META Total Return Level Chart

META Total Return Level data by YCharts

2. You have limited control over timing

If a stock appreciates in price, you have control as to when you sell (or realize your gains). This can help with cash flow planning as well as ongoing tax management. With dividend stocks, you have no control as to when you'll receive your dividend. 

If you're a long-term investor and have other sources of cash flow, waiting to receive your dividend isn't a particularly big deal. But if you're someone who relies on dividends to meet unexpected expenses, you might have to sell shares early if the dividend doesn't arrive soon enough. 

Either way, consider diversifying your portfolio with both growth and value stocks to cover yourself in any future scenario. Better yet, consider buying the entire market with a low-cost, well-diversified S&P 500 index fund. These funds tend to experience price appreciation over long periods and even pay a modest dividend. 

3. You might pay more total tax than you want

Every time you're paid a dividend on a stock that you hold in a regular taxable account (again, at the discretion of the company paying it), you rack up income. Additional income means additional tax liability. 

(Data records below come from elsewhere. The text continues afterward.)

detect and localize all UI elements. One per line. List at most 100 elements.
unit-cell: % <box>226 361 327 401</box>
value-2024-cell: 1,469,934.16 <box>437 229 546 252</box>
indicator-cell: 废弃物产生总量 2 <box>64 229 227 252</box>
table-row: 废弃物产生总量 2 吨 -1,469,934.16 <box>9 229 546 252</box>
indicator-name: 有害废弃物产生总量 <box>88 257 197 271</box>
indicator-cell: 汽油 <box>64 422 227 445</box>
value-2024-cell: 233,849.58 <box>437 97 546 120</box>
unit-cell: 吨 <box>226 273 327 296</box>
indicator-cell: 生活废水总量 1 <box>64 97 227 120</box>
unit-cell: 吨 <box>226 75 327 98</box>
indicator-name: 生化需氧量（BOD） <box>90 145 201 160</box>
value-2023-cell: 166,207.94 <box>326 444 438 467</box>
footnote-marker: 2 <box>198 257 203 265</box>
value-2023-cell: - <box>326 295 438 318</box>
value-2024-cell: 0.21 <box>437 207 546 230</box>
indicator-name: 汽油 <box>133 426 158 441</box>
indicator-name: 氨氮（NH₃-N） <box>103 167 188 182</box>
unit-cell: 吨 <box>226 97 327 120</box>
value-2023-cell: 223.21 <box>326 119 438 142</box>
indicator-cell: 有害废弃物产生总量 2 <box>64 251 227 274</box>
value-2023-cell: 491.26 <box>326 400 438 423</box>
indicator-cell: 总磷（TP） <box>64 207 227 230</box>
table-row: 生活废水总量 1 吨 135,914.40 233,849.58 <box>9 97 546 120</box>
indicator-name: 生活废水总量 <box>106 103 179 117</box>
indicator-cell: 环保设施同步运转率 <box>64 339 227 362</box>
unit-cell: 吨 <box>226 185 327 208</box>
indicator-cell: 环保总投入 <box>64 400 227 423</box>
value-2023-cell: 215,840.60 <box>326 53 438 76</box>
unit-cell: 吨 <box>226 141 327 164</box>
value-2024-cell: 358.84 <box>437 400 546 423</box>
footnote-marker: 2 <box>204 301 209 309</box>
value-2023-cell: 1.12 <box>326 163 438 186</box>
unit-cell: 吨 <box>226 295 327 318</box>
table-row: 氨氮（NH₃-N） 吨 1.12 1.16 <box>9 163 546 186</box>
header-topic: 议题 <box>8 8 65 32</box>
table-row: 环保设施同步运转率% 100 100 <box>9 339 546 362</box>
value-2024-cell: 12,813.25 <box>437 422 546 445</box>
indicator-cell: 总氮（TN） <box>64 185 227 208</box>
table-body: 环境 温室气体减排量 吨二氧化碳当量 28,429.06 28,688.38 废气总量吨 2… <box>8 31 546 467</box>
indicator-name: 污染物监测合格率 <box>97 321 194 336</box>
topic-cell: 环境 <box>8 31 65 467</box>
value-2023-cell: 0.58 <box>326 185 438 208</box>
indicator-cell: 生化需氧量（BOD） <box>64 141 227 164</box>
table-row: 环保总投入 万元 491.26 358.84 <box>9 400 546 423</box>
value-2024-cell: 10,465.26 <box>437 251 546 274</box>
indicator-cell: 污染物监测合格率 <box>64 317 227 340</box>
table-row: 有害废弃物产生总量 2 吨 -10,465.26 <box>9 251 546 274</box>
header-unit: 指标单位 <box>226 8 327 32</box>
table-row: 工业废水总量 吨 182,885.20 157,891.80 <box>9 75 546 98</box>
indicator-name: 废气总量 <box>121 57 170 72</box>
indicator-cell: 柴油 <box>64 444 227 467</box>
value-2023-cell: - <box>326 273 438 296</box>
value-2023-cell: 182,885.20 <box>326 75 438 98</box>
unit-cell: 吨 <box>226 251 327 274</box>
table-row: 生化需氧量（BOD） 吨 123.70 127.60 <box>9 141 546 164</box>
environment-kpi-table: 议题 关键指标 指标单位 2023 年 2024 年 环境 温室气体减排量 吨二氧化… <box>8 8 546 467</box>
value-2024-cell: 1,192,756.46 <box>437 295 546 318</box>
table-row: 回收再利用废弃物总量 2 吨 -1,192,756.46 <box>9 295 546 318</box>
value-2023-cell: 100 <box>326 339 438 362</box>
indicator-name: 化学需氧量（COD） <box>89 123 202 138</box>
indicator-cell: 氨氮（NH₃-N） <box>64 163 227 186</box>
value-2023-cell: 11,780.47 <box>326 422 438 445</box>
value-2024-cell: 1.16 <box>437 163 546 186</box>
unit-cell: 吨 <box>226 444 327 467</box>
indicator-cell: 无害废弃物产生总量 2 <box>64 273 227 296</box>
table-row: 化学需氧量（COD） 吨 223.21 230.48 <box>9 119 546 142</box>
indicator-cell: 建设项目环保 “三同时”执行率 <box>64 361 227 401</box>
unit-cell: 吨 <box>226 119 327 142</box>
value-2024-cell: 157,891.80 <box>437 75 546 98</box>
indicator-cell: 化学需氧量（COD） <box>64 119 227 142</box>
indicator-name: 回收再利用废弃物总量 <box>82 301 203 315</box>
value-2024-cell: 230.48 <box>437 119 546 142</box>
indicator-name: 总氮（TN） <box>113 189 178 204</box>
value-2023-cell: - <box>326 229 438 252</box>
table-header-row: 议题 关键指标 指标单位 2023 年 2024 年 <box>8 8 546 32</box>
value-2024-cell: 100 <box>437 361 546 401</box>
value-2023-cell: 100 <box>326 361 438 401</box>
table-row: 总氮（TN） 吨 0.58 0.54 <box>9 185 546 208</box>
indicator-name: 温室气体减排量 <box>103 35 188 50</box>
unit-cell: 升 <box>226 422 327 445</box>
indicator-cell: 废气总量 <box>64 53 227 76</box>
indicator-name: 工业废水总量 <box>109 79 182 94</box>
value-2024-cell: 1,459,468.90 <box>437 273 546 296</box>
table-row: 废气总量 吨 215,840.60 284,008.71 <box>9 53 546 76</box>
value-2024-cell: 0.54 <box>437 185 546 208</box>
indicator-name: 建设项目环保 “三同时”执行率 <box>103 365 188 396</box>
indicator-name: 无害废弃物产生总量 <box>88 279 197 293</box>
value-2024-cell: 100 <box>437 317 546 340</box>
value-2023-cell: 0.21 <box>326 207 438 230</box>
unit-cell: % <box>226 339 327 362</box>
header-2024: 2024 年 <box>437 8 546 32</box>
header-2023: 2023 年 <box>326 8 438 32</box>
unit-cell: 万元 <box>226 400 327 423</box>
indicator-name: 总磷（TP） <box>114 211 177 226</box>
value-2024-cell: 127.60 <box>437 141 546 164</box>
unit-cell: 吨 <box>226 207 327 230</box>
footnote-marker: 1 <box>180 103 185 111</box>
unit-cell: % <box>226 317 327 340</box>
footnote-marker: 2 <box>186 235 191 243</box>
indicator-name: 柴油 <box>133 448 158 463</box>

Admittedly, many stocks qualify for a lower qualified dividend tax rate. Nevertheless, that's still money out of your pocket. By contrast, with non-dividend-paying growth stocks, you decide when to realize capital gains and losses. If, for instance, you want to defer realized stock gains to the next taxable year, you can simply wait to sell appreciated shares beyond the end of the current year. You don't have that control when it comes to dividend payments.

Be a big-picture investor

Broadly, you tend to do better as an investor when your portfolio is properly diversified. This means including stocks of all different sorts: dividend payers and growth stocks, as well as shares from different business sectors. Often the easiest way to do this is to buy a few broad-market index funds and call it a day. 

Focusing only on one type of investment is likely to leave you with suboptimal results on the whole, even if it does leave you better off in any one realm (like cash flow). Given the turbulence we've seen this year, recommitting to a balanced, diversified portfolio is a reasonable goal for most investors as we approach the end of the year.